Part 2: Python is slooow.. Rust is fast.

This is follow up from the previous post.

Now processing time dropped from 20+ seconds to only 2-3 seconds. Ten-folds. And it is not because I coded everything in assembler or moved to GPU or aggressively parallelized. Nope. I just changed to use different algorithm.

Funny enough, even with this algorithm, all the same heavy computation still happens. I just do not need to add data into the HashMap, and do another 2 full loops. And the algorithm is simpler to understand.

And also it is simple to split into parts and run them concurrently. Which gives me another opportunity to parallelize and make it slightly faster.

Lesson learned: using right algorithms and data structures is very important.

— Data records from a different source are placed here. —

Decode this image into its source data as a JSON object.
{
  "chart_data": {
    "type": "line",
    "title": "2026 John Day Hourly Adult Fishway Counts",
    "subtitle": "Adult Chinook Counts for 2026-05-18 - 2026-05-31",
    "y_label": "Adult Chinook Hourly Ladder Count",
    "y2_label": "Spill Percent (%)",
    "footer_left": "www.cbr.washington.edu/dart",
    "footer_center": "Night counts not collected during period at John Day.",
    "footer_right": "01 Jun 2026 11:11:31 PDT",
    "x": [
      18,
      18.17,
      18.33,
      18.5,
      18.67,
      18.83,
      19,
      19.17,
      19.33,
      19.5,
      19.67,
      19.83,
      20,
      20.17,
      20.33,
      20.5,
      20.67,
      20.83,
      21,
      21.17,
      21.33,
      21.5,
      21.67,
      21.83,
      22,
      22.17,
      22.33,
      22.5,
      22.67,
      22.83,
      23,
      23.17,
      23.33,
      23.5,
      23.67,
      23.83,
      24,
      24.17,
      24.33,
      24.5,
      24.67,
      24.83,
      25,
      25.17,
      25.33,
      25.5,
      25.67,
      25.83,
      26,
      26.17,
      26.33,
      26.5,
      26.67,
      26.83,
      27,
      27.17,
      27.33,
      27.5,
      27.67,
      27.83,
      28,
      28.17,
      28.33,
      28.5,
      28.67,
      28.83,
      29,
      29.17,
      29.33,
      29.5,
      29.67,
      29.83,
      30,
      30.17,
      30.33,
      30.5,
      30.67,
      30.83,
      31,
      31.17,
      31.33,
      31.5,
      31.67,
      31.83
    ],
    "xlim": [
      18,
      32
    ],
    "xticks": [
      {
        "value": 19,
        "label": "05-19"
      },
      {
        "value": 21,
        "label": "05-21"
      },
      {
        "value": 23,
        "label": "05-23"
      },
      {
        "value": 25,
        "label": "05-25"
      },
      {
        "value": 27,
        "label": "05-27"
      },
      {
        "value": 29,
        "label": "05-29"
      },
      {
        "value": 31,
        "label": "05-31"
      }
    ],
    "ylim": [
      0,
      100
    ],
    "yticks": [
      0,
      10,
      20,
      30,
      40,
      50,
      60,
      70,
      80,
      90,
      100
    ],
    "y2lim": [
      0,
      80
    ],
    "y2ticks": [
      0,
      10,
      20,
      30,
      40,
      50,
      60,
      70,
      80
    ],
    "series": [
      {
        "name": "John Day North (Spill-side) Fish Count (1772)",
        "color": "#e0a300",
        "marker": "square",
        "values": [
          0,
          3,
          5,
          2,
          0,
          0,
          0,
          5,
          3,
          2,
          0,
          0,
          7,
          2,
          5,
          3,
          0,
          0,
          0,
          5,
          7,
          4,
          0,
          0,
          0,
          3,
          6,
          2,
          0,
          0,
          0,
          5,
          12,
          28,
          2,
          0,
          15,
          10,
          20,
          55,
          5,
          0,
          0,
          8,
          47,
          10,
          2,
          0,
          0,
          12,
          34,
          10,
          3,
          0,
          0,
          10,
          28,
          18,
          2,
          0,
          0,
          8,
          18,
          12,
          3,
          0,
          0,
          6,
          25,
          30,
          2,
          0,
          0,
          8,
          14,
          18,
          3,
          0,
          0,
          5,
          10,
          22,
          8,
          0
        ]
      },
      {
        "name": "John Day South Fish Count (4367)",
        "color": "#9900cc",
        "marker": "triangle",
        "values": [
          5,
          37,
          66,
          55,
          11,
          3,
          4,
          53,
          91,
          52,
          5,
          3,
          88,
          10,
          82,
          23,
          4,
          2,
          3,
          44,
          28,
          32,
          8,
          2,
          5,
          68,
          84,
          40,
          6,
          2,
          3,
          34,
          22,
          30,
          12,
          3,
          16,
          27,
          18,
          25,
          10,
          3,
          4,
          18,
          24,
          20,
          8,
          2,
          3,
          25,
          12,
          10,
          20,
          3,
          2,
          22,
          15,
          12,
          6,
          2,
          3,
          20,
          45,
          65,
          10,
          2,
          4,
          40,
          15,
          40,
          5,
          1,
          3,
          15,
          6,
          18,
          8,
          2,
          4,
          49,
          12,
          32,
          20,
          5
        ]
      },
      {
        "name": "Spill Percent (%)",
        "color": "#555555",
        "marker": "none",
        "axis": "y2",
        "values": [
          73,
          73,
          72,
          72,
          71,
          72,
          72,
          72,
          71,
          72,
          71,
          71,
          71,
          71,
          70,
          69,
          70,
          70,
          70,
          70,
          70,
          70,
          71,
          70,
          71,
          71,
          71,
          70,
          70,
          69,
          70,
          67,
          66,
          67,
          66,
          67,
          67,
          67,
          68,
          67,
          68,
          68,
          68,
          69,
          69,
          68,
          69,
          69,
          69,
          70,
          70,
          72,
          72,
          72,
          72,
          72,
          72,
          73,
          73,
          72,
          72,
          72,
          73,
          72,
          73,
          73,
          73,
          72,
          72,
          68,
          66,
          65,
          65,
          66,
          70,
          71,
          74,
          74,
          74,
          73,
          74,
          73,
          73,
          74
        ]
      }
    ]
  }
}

I also made the app available on internet, my first and very basic React web application. But yet I have a few features and performance optimizations to add before sharing it in my blog.

Python is slooow.. Rust is fast.

I love using Python to play with data, solutioning or just prototyping. If I need to come up with some tricky algorithm, I often prototype in Python. Python is great for it, especially with Jupyter added. No compilation time, easy scripting, lots of libraries, especially those backend by native code written in C/C++. Using numpy and similar libraries makes things pretty fast comparing to just raw Python.

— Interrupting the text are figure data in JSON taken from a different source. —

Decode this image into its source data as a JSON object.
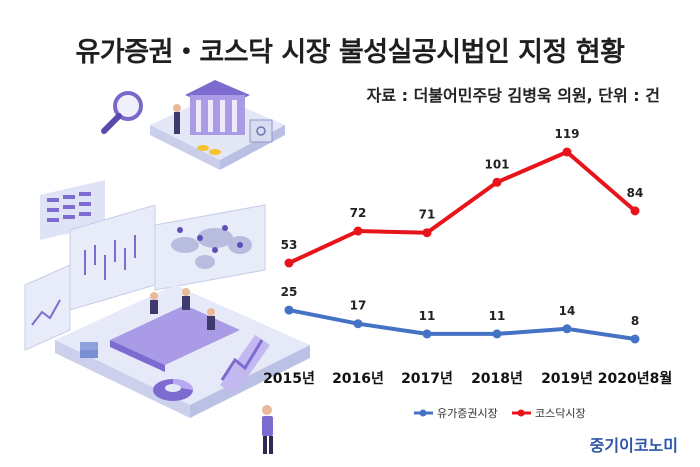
{
  "title": "유가증권・코스닥 시장 불성실공시법인 지정 현황",
  "source": "자료 : 더불어민주당 김병욱 의원, 단위 : 건",
  "brand": "중기이코노미",
  "colors": {
    "kospi": "#4472c4",
    "kosdaq": "#e8141b",
    "illustration_purple": "#8e7cd8",
    "illustration_light": "#dde2f3"
  },
  "chart_data": {
    "type": "line",
    "categories": [
      "2015년",
      "2016년",
      "2017년",
      "2018년",
      "2019년",
      "2020년8월"
    ],
    "series": [
      {
        "name": "유가증권시장",
        "values": [
          25,
          17,
          11,
          11,
          14,
          8
        ]
      },
      {
        "name": "코스닥시장",
        "values": [
          53,
          72,
          71,
          101,
          119,
          84
        ]
      }
    ],
    "ylim": [
      0,
      130
    ],
    "grid": false,
    "legend_position": "bottom-right",
    "data_labels": true
  }
}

But then, any time you need to do lots of processing in Python itself, especially looping through amounts of data, you get hit by a performance issues, that make it inefficient to use Python codein production. Just recently, I needed to do some math and processing of 50MM-100MM elements in 2D array, and without numpy, that would take many hours if not days. Numpy helped to get it to 10-20 minutes. Significant reduction, but still too slow for me, if I want to make similar processing for tens of thousands of times.

I tried to re-implement this in Rust. Took me sometime given I'm pretty new in Rust, but it was a huge satisfaction to see that processing time dropped to 3-4 minutes, and after a few basic optimizations to 2-2.5 minutes. That sounds much better. Then I realized, I'm running this in debug mode. Switched to release mode, which added a bunch of own optimizations, and the time droped to 20-25 seconds. Wow!

But, I think, I still can do better. Can I use CUDA?..